Which tokens does a hybrid AI model predict best | Keryc
In recent years we've seen hybrid models that mix attention layers with recurrent layers. So what do they gain and what do they lose compared to a pure transformer? Olmo Hybrid and Olmo 3 were designed to answer that exact question, token by token.
Experiment and method
The idea was simple and elegant: compare two models that are as similar as possible except for their architecture. Olmo 3 is a 7B transformer, Olmo Hybrid is its hybrid version, and both use the same data, tokenizer and training recipe. That means any difference in their predictions mostly reflects the architecture.
To measure this, they ran a variety of texts through both models: articles, Wikipedia entries, books, scientific papers and structured text like Python, HTML and LaTeX. Each model assigned a probability to the actual next token in a sequence and that probability was recorded. By comparing token by token they compute the loss gap, i.e., the difference in loss between the models. A positive gap favors the hybrid; a negative one favors the transformer.
How to isolate fine-grained effects
A simple average isn't enough. Some token categories are rare or repeat a lot, which distorts simple results. So the researchers did two things: 1) group tokens by category and average the loss gap, and 2) run regressions that control for factors like frequency and repetition. That way real effects attributable to architecture emerge.
Which types of tokens the hybrid favors
The central finding is clear: the hybrid has a real edge in many token classes, but not in all.
The hybrid stands out on content tokens: nouns, verbs, adjectives and adverbs. In other words, the words that carry meaning about what the sentence is about.
It also shows strength on tokens that require following the flow of the text, for example resolving pronouns and reference decisions, where you need to maintain state tracking.
By contrast, its advantage shrinks a lot on functional tokens like "the", "of" or "is", which syntax almost determines.
A notable pattern: when the next token is a literal copy of something that already appeared earlier in the same passage, the hybrid's advantage almost disappears. On repeated n-grams the ability to copy exactly favors the transformer a lot, and the longer the repetition the less advantage the hybrid has.
Why these differences occur: attention vs recurrent
Think of each layer as a reader that refines the representation of each word using context.
In a transformer, attention lets you look directly at any previous token and weigh its relevance. That's excellent for retrieving an exact word that appeared many positions ago. The problem is attention scales in cost with context length and isn't naturally the best tool for carrying a sequential state that evolves.
In a recurrent layer, the model reads left to right and accumulates a fixed-size memory.
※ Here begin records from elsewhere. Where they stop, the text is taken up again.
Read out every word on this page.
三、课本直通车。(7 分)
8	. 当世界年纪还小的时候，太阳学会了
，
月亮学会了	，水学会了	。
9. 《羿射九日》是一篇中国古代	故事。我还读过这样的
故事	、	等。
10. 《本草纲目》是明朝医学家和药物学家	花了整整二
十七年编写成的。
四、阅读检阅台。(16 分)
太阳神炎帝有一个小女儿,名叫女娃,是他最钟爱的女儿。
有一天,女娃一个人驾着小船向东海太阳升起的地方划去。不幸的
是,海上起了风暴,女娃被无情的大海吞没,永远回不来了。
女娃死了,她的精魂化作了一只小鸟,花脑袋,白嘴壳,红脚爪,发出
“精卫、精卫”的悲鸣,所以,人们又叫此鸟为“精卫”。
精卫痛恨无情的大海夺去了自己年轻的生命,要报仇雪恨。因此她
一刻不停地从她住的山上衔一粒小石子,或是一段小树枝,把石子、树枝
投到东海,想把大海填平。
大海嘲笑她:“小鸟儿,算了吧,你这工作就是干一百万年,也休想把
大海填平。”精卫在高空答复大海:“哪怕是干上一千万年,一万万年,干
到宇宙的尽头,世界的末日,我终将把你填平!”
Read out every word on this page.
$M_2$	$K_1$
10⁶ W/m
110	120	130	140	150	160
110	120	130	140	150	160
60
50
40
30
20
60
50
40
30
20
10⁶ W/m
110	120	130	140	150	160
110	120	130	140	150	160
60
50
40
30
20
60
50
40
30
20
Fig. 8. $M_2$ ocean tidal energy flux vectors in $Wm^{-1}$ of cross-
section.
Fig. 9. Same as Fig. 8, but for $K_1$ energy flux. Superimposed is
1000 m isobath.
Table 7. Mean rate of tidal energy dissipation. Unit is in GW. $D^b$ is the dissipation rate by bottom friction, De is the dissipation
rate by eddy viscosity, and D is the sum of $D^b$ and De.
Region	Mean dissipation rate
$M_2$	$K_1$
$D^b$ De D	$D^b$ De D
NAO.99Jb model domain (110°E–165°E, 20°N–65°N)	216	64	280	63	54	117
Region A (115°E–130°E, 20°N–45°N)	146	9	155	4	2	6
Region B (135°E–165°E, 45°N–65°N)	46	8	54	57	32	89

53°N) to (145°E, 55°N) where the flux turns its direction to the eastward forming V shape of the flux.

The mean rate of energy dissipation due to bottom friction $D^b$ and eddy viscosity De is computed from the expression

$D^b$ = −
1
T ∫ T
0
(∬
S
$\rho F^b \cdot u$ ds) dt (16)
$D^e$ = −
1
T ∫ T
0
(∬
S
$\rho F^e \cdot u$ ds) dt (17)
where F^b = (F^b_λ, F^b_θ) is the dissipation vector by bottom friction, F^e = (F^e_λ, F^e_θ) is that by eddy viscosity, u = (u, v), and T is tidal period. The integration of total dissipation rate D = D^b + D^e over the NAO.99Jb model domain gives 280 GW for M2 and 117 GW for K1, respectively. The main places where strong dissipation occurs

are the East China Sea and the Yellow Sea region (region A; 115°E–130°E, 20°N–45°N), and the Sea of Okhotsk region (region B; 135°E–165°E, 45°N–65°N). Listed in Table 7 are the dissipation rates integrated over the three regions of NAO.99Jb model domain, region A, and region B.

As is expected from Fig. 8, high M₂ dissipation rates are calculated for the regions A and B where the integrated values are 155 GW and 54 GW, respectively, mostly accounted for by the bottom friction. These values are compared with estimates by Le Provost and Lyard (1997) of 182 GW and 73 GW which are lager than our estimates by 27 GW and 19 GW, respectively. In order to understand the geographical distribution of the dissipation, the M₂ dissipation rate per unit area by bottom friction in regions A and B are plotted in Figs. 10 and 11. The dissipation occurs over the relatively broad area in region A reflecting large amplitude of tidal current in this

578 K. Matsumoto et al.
That memory is compressed and somewhat lossy, so it can't retrieve an exact copy as well as attention. But it's very good at keeping track of state or how information changes as you go, which helps predict words related to the ongoing meaning.
That complementarity explains why a hybrid, combining a few attention layers with recurrent ones, can get the best of both worlds.
Evaluation by token type: practical utility
Inspired by the results, the authors propose using losses filtered by token type as a fine-grained pretraining evaluation method. They tested three 1B models: pure transformer, hybrid and pure recurrent. The findings:
On meaning-bearing tokens that aren't repetitions, the hybrid and the pure recurrent beat the transformer, with the hybrid being the best.
On tokens that require copying verbatim (repeated), the pure recurrent falls behind for not having attention, and the transformer usually dominates.
This shows a global loss metric is too blunt for comparing architectures. Losses filtered by token type reveal early training differences, like copy skills and state-tracking.
What to learn and what's next
Two practical lessons:
Don't look only at average loss. If you want to understand why a design works better, inspect loss on relevant token subsets.
Hybrids seem especially good on words that convey meaning and on state tracking, probably thanks to the recurrent layers.
To design better hybrids you need to understand, token by token, what each component contributes. That will enable more efficient and accurate architectures tailored to the task: coherent long-range generation, exact text copying, or resolving complex references.
If you're curious to experiment, the authors invite you to try Olmo 3, Olmo Hybrid and the open artifacts to play with these ideas. Want to evaluate a model on your own corpus? Filtering losses by token type is a powerful, practical tool to get clear answers.